Other FMA licensees, such as managed investment scheme managers, financial advice providers, discretionary investment management service providers, and even financial markets supervisors (ie corporate trustees), should consider whether the FMA has similar concerns about their outsourcing systems and processes.
The FMA believes that CTRL Investments substantially violated two normal licensing terms by:
permitting customers who did not grasp derivatives and their associated risks to trade; and
failure to meet the standards for some outsourcing agreements
The FMA has ordered CTRL Investments to address these shortcomings and design and implement an action plan that must be authorized by the FMA.
As a requirement of their licensing, licensed derivatives issuers must request information from retail investors regarding their expertise, experience, and comprehension of the relevant derivative to determine if the derivative is acceptable for the person. The issuer shall not engage in a derivative with an investor who does not supply the information or does not comprehend it.
The FMA discovered instances of CTRL Investments issuing a warning statement to an investor who could not show the essential skills and expertise, rather than not engaging in the transaction.
Licensed derivatives issuers must ensure that, if they choose to outsource important processes and systems, a third-party supplier can deliver the service to the requisite quality, allowing the issuer to fulfill their licensing responsibilities. All derivatives issuers must also have legally enforceable agreements with these third-party suppliers.
CTRL Investments outsources its account management, sales, and onboarding operations to a third-party vendor. However, the FMA determined that it could not establish why it was confident the provider was capable of delivering the services or that the parties had a legally binding agreement.
The reprimand of CTRL Investments serves as a reminder to other derivatives issuers of the FMA's attention on whether derivatives issuers are completing their licensing responsibilities.

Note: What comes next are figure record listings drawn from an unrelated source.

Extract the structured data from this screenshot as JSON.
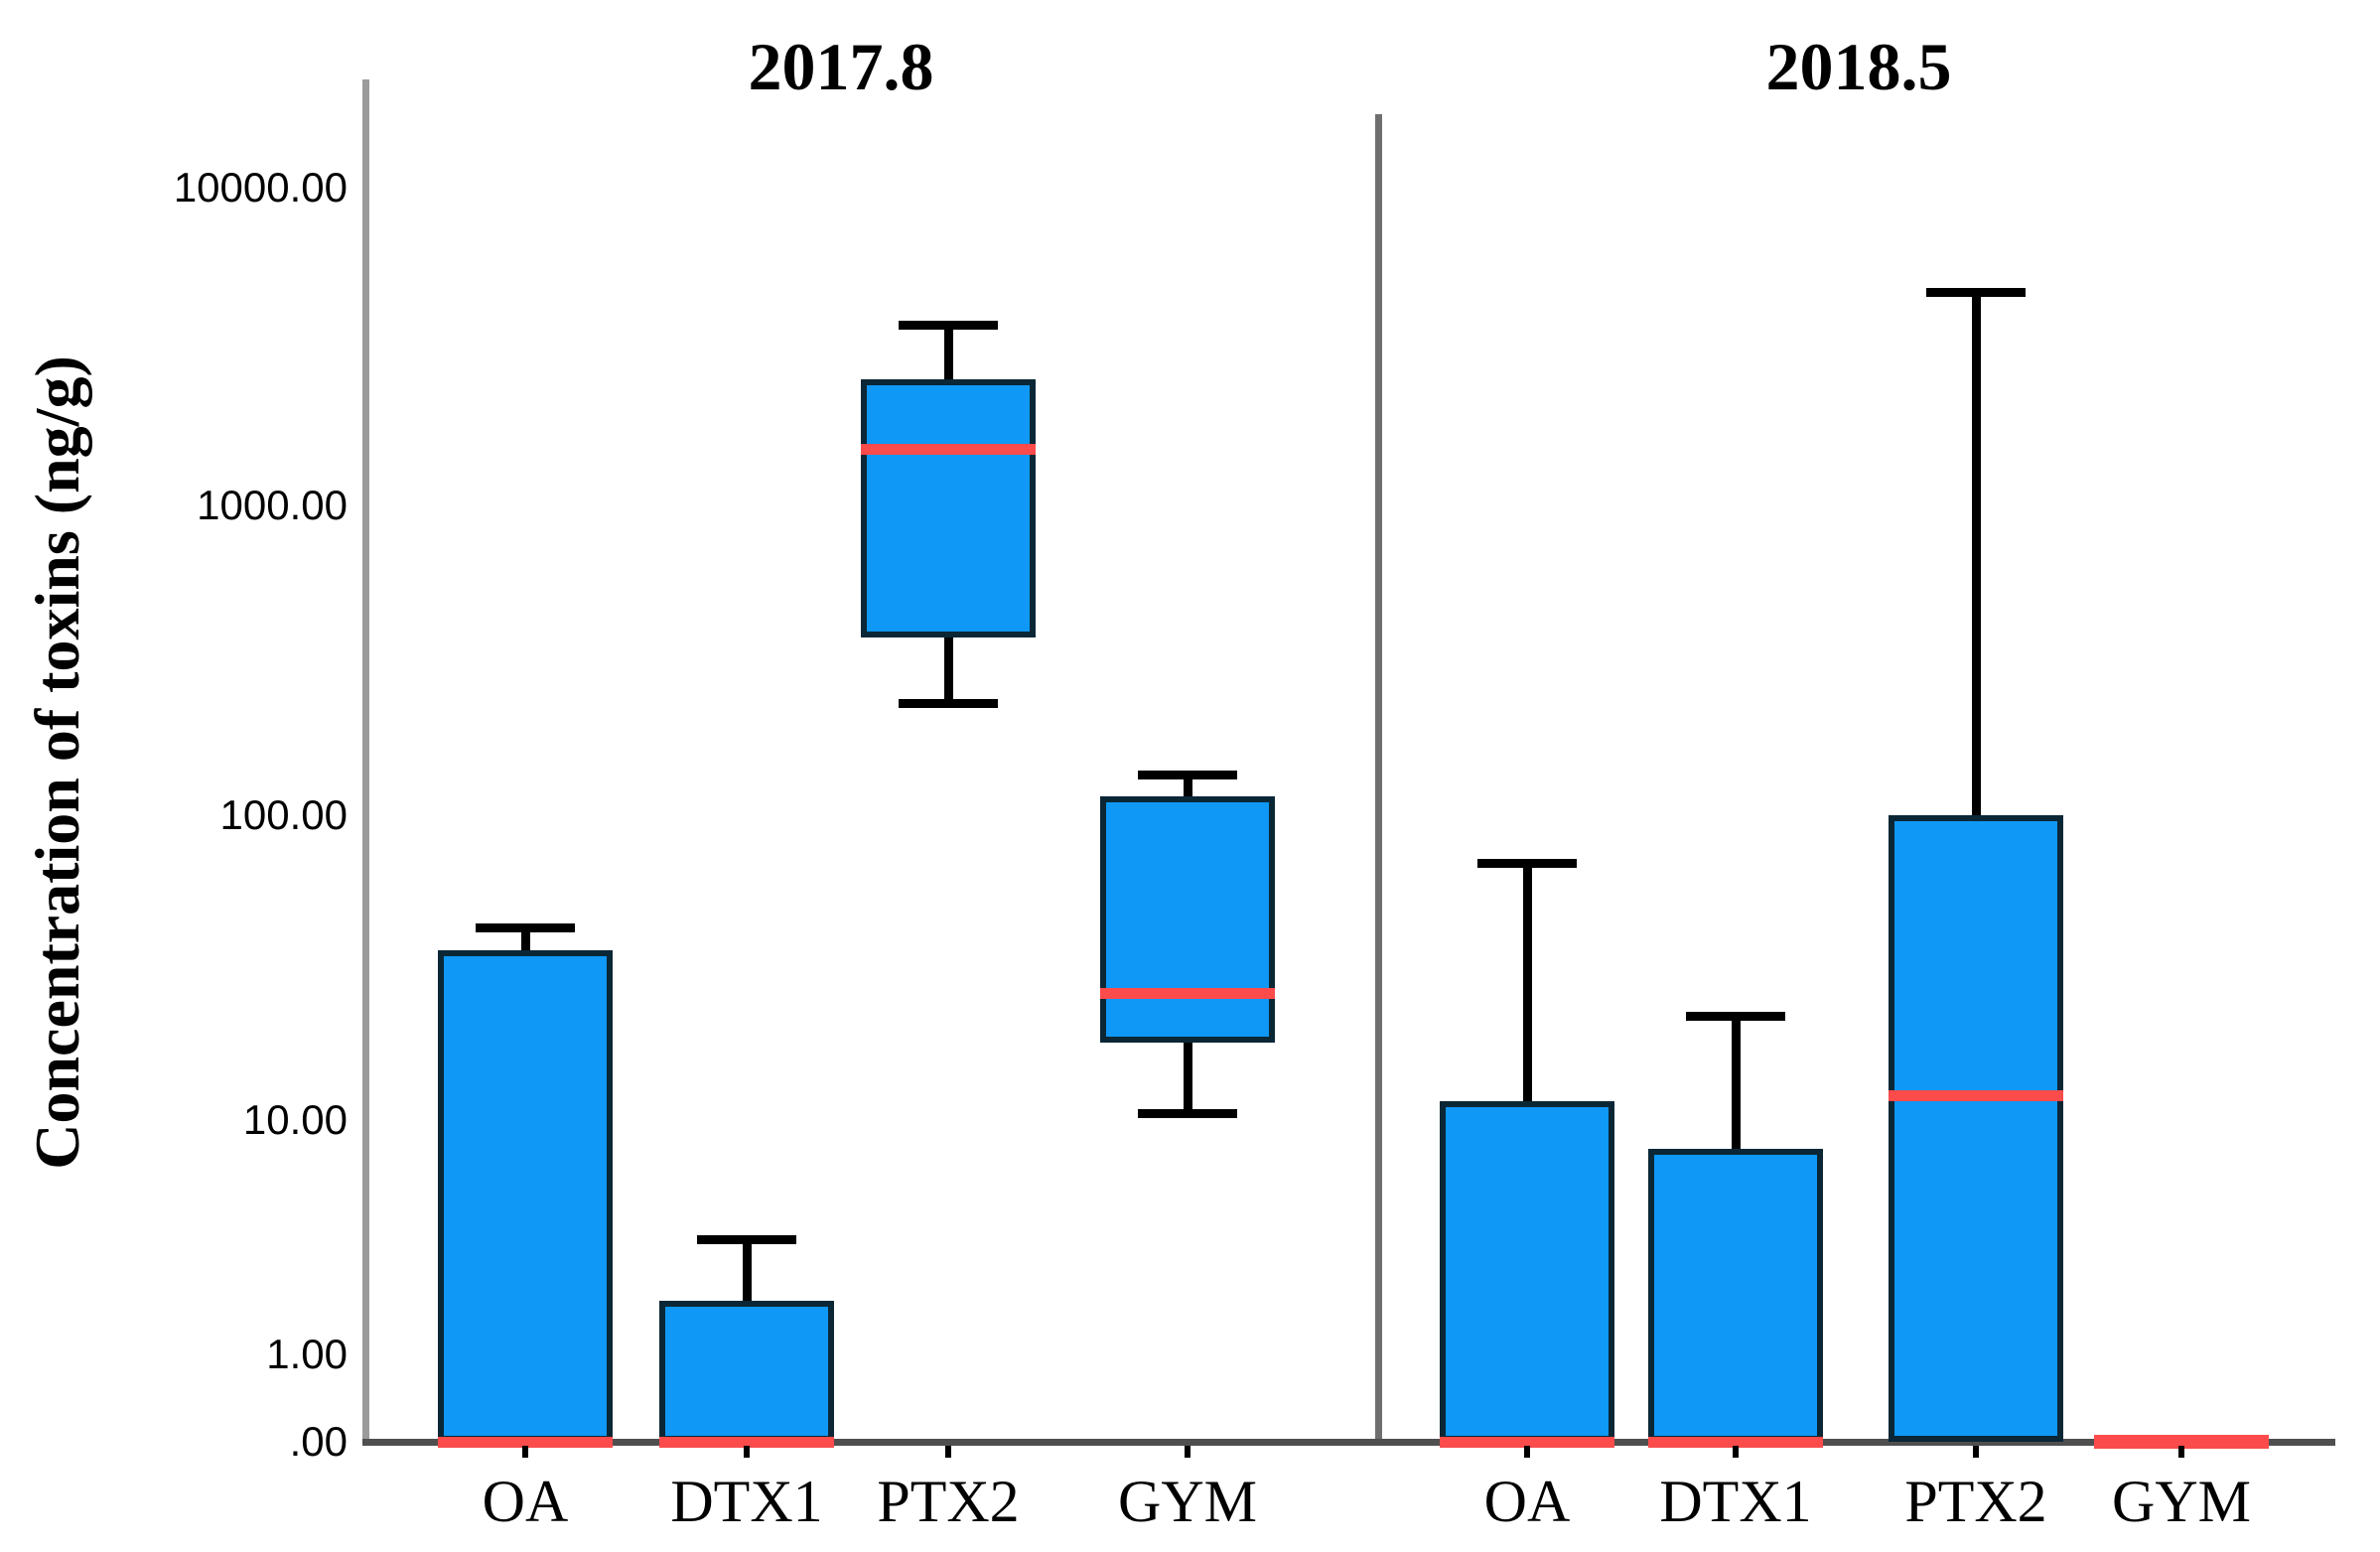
{
  "chart_data": {
    "type": "boxplot",
    "title": "",
    "ylabel": "Concentration of toxins (ng/g)",
    "xlabel": "",
    "yscale": "logarithmic with zero baseline",
    "legend": "none",
    "grid": false,
    "ytick": [
      {
        "value": 10000,
        "label": "10000.00"
      },
      {
        "value": 1000,
        "label": "1000.00"
      },
      {
        "value": 100,
        "label": "100.00"
      },
      {
        "value": 10,
        "label": "10.00"
      },
      {
        "value": 1,
        "label": "1.00"
      },
      {
        "value": 0,
        "label": ".00"
      }
    ],
    "categories": [
      "OA",
      "DTX1",
      "PTX2",
      "GYM"
    ],
    "panels": [
      {
        "title": "2017.8",
        "boxes": [
          {
            "category": "OA",
            "min": 0,
            "q1": 0,
            "median": 0,
            "q3": 36,
            "max": 43
          },
          {
            "category": "DTX1",
            "min": 0,
            "q1": 0,
            "median": 0,
            "q3": 1.7,
            "max": 3.1
          },
          {
            "category": "PTX2",
            "min": 230,
            "q1": 375,
            "median": 1500,
            "q3": 2500,
            "max": 3700
          },
          {
            "category": "GYM",
            "min": 10.5,
            "q1": 18,
            "median": 26,
            "q3": 115,
            "max": 135
          }
        ]
      },
      {
        "title": "2018.5",
        "boxes": [
          {
            "category": "OA",
            "min": 0,
            "q1": 0,
            "median": 0,
            "q3": 11.5,
            "max": 70
          },
          {
            "category": "DTX1",
            "min": 0,
            "q1": 0,
            "median": 0,
            "q3": 7.5,
            "max": 22
          },
          {
            "category": "PTX2",
            "min": 0,
            "q1": 0,
            "median": 12,
            "q3": 100,
            "max": 4700
          },
          {
            "category": "GYM",
            "min": 0,
            "q1": 0,
            "median": 0,
            "q3": 0,
            "max": 0
          }
        ]
      }
    ],
    "colors": {
      "box_fill": "#0f98f6",
      "box_border": "#0b2736",
      "median": "#fb4b4b",
      "whisker": "#000000",
      "y_axis": "#9b9b9b",
      "panel_divider": "#6f6f6f",
      "x_axis": "#4f4f4f",
      "text": "#000000"
    }
  }
}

Derivatives issuers should anticipate the FMA to concentrate on the medium and high-risk sectors outlined in the FMA's 2020 Derivatives Sector Risk Assessment (Assessment) (see our previous alert on this here). In the Assessment, the FMA highlighted, among other things, a high risk that issuers were not taking reasonable procedures to establish whether derivatives were acceptable for retail investors and a medium to high risk that monitoring of outsourced operations was insufficient.
We recommend all derivatives issuers evaluate whether they can show compliance with the client suitability and outsourcing criteria, as well as the other areas of concern mentioned by the FMA in its Assessment.
We believe that derivatives issuers should, in particular, verify the following:
Their client suitability tests involve, among other things, taking into account a customer's past trading experience and comprehension of the risk.
They retain written records of client appropriateness evaluations; and
Their client appropriateness assessments are commensurate to the risk of the derivative supplied - for example, the FMA believes that bitcoin contracts for difference are not suitable for most retail investors.
They do due diligence on potential outsourcing service providers.
They have legally binding and enforceable written agreements with their outsourced suppliers; and
Their outsourcing arrangements include clauses that specify the performance standards required, allow effective monitoring of an outsource provider's performance, allow the issuer to take action where the provider has not performed to the required standard, and allow for periodic review to ensure that the arrangements continue to allow the issuer to meet its regulatory obligations.
Other FMA-licensed firms should assess if the FMA has comparable expectations concerning their outsourcing relationships.
Expectations are appropriately lower than those for systemic registered banks under the Reserve Bank's BS 11 norm. It is evident that the FMA is likewise considering how its licensees might satisfy their clients' demands if vital services are outsourced.